Q. My husband thinks we should always save the maximum amount possible in his 401(k) so we can get the tax benefits. We've been doing this since we got married, and are now 42 and 45. Our retirement accounts currently have about $350,000 in them. About $25,000 of that is in Roth IRAs.
I think we are setting ourselves up for a huge tax bill during retirement. He says he's never heard of anyone complaining about having saved too much. I think we should be saving more for the kids’ college (they are 14 and 12), a replacement vehicle when the time comes, and paying down the house. We currently owe $165,000 on the mortgage and have no other debt. I think we should reduce our 401(k) contributions to 6 percent (to get the match), keep doing the Roth, and add to our other savings. We are coming up on some years where we will need more financial flexibility. What do you think?---A.H., by email
A. There are two major tax traps in retirement. One is certain. The other is likely. The certain trap is the risk of paying high effective tax rates on your retirement plan withdrawals because they will also trigger the taxation of Social Security benefits. As a consequence, taking an additional $1,000 from a retirement plan may cause an additional $500 to $850 of Social Security benefits to be taxed. Instead of paying $150 of income taxes on $1,000, you’ll pay $225 to $277.50 in income taxes.
Many--- probably most--- retirees will find themselves in this miserable trap as inflation increases Social Security benefits while the threshold for taxation remains fixed. The (kind of) good news for you and your husband is that this high tax rate is likely to fall on his pension, but your retirement plan savings may escape it--- because you'll already have paid the full amount through his pension.
For you the greater worry is higher tax rates, with middle income workers being the most vulnerable. Here’s why. While the vast majority of retirees will face tax rates from zero to 15 percent, when your gross income exceeds about $88,000 (joint return), you're likely to find yourself in the 25 percent tax bracket. I think it's a good bet that a future tax increase will include a new tax step between 15 percent and 25 percent.
One way to increase your financial flexibility is to reduce the 401(k) contributions to 6 percent, capturing the full match, and applying the extra money to your home mortgage. You'll pay it off faster, and each dollar paid off will be a dollar you could access through a low-cost home equity line of credit. The interest (on amounts up to $100,000) on these loans is tax deductible, and the variable interest rate is often lower than the rate on a long-term mortgage.
Used intelligently, a home equity line of credit can help you finance education and other lumpy spending. The operative word here is "help"--- $100,000 of credit won't get most families through the college education expense gauntlet.
Q. I have $10,000 in a Fidelity money market fund that pays very little. I would like to take all or part of it and invest in another Fidelity fund (or any other fund) that gives a good return on its market investments. What do you suggest? ---G. F., by email from Dallas
A. You won't do better without taking some risk that you could lose money.

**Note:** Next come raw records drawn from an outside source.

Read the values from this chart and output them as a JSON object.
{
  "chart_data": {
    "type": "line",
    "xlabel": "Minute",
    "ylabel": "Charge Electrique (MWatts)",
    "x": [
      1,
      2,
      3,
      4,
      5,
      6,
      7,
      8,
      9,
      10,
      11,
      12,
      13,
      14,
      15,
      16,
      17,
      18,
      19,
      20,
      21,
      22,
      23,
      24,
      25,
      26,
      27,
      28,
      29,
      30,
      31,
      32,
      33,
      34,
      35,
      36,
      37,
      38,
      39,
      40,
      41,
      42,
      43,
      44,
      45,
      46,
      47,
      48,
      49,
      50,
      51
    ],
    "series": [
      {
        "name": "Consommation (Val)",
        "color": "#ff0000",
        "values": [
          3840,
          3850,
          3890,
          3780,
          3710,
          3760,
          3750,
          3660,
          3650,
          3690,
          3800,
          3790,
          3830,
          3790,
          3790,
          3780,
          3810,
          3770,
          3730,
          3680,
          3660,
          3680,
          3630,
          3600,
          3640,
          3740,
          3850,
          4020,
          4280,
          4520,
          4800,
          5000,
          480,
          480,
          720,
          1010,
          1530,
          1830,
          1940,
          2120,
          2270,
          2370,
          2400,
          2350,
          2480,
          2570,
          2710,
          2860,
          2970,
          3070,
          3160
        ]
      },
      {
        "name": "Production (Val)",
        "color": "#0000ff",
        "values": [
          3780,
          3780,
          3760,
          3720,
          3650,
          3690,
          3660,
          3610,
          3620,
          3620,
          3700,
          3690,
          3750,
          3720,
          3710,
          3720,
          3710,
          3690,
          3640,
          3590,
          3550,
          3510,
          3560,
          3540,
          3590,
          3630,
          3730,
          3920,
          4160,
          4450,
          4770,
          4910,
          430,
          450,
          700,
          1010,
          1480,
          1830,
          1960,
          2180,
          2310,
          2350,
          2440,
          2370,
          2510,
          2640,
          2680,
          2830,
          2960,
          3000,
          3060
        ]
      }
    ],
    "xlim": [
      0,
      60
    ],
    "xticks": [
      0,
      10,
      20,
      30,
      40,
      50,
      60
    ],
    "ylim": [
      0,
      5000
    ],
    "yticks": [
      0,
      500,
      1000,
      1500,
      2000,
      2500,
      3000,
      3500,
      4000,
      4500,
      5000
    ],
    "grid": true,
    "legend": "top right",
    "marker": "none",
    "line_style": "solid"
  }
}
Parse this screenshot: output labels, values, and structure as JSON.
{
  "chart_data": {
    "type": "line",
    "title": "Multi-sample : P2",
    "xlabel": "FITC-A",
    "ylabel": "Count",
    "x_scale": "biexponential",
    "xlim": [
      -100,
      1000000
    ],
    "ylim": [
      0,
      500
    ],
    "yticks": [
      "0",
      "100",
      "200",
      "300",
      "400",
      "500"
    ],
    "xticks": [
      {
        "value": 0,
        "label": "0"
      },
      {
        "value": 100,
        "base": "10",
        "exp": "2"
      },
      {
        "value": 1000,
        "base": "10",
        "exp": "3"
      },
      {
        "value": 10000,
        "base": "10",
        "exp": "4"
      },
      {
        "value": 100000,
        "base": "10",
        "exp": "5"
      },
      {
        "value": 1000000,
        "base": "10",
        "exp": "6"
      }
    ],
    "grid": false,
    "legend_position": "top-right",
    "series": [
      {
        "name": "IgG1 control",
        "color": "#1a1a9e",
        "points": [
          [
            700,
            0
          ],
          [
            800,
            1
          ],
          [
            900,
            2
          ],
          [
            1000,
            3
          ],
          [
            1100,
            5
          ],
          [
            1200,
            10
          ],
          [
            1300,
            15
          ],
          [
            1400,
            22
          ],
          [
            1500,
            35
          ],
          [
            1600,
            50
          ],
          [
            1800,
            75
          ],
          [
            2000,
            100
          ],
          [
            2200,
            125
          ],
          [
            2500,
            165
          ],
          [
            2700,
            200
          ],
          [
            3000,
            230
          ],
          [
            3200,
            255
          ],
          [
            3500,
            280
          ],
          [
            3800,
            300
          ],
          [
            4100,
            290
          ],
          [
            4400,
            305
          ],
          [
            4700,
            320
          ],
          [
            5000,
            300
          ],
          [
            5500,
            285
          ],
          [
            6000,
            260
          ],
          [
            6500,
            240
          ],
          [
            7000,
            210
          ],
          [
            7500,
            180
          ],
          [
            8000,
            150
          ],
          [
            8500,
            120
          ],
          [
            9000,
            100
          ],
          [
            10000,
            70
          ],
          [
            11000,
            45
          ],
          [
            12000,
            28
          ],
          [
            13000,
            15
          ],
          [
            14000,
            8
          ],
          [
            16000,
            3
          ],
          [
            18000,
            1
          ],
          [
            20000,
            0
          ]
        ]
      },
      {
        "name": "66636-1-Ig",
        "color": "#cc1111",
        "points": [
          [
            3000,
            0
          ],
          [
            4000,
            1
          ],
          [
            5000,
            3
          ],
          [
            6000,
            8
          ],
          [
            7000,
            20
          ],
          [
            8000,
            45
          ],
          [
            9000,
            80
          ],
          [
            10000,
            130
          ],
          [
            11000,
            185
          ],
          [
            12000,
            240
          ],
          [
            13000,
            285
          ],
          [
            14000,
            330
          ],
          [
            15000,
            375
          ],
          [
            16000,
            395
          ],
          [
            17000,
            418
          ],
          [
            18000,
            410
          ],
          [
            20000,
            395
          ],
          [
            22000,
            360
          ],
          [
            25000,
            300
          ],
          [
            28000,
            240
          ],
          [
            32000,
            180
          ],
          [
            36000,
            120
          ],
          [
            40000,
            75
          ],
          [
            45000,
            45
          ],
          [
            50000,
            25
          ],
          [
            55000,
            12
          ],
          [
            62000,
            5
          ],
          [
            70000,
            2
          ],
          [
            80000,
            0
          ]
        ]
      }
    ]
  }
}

The increase in income, however, could be substantial. Inside the Fidelity fund family you could move to Fidelity Mortgage Securities fund (ticker: FMSFX). It was recently yielding just under 5 percent. The fund requires a minimum investment of $2,500 and has an expense ratio of 0.45 percent. The only year in the last 15 that it lost money was 2007, when it lost 0.42 percent. Given the current dismal yield of all money market funds, the risk may well be worth it.
One of the best funds in this category will require a commission to purchase in a Fidelity account. It is Vanguard GNMA (ticker: VFIIX), with a $3,000 minimum purchase, and an annual expense ratio of 0.21 percent. Over the last 15 years it has provided an annualized return of 6.69 percent while the Fidelity fund has provided a return of 5.84 percent.